Beijing, 11 set (Xinhua) -- O Ministério do Comércio da China expressou nesta sexta-feira "graves preocupações" e "firme oposição" às declarações de uma autoridade da Agência Central de Inteligência dos EUA (CIA) sobre considerar empresas chinesas como supostamente alvos legítimos de espionagem, pedindo o cessamento imediato dessas atividades.
"As alegações descaradas do lado americano de que as empresas chinesas são alvos legítimos de espionagem arrancaram de vez o véu que encobria as atividades de espionagem dos serviços de inteligência nos bastidores, expondo a lógica de bandido da hegemonia em plena luz do dia", disse um porta-voz do ministério.
A China pede solenemente que a parte dos EUA cesse imediatamente todas as atividades de espionagem contra a China, inclusive contra as empresas chinesas, e que pare com todas as ações que minem a soberania, segurança e interesses de desenvolvimento da China, disse o porta-voz.

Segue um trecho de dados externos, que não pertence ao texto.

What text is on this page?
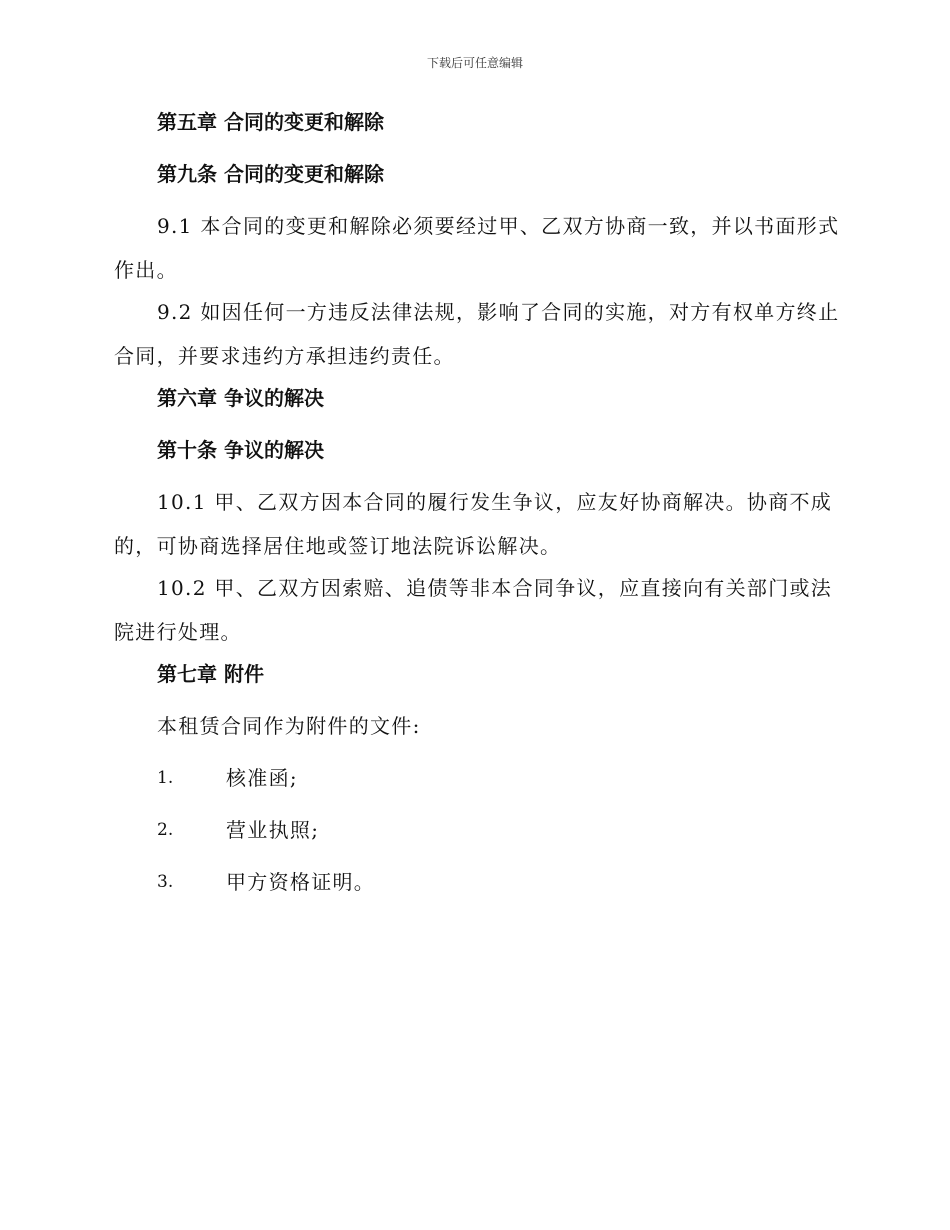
下载后可任意编辑
第五章 合同的变更和解除
第九条 合同的变更和解除
9.1 本合同的变更和解除必须要经过甲、乙双方协商一致，并以书面形式作出。
9.2 如因任何一方违反法律法规，影响了合同的实施，对方有权单方终止合同，并要求违约方承担违约责任。
第六章 争议的解决
第十条 争议的解决
10.1 甲、乙双方因本合同的履行发生争议，应友好协商解决。协商不成的，可协商选择居住地或签订地法院诉讼解决。
10.2 甲、乙双方因索赔、追债等非本合同争议，应直接向有关部门或法院进行处理。
第七章 附件
本租赁合同作为附件的文件:
1.	核准函;
2.	营业执照;
3.	甲方资格证明。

A China possui "a firme determinação e amplos meios" para tomar resolutamente as medidas necessárias de acordo com leis e regulamentos, como a Lei Anti-espionagem, para punir severamente atos ilegais e criminosos e salvaguardar firmemente os direitos e interesses legítimos e legais das empresas chinesas, segundo o porta-voz.
Os comentários vieram após o vice-diretor da CIA, Michael Ellis, afirmar recentemente que os Estados Unidos estão envolvidos em uma gama mais ampla de espionagem contra a China, incluindo contra empresas chinesas, alegando que as empresas chinesas em áreas como inteligência artificial, semicondutores e biotecnologia são alvos legítimos dessas atividades.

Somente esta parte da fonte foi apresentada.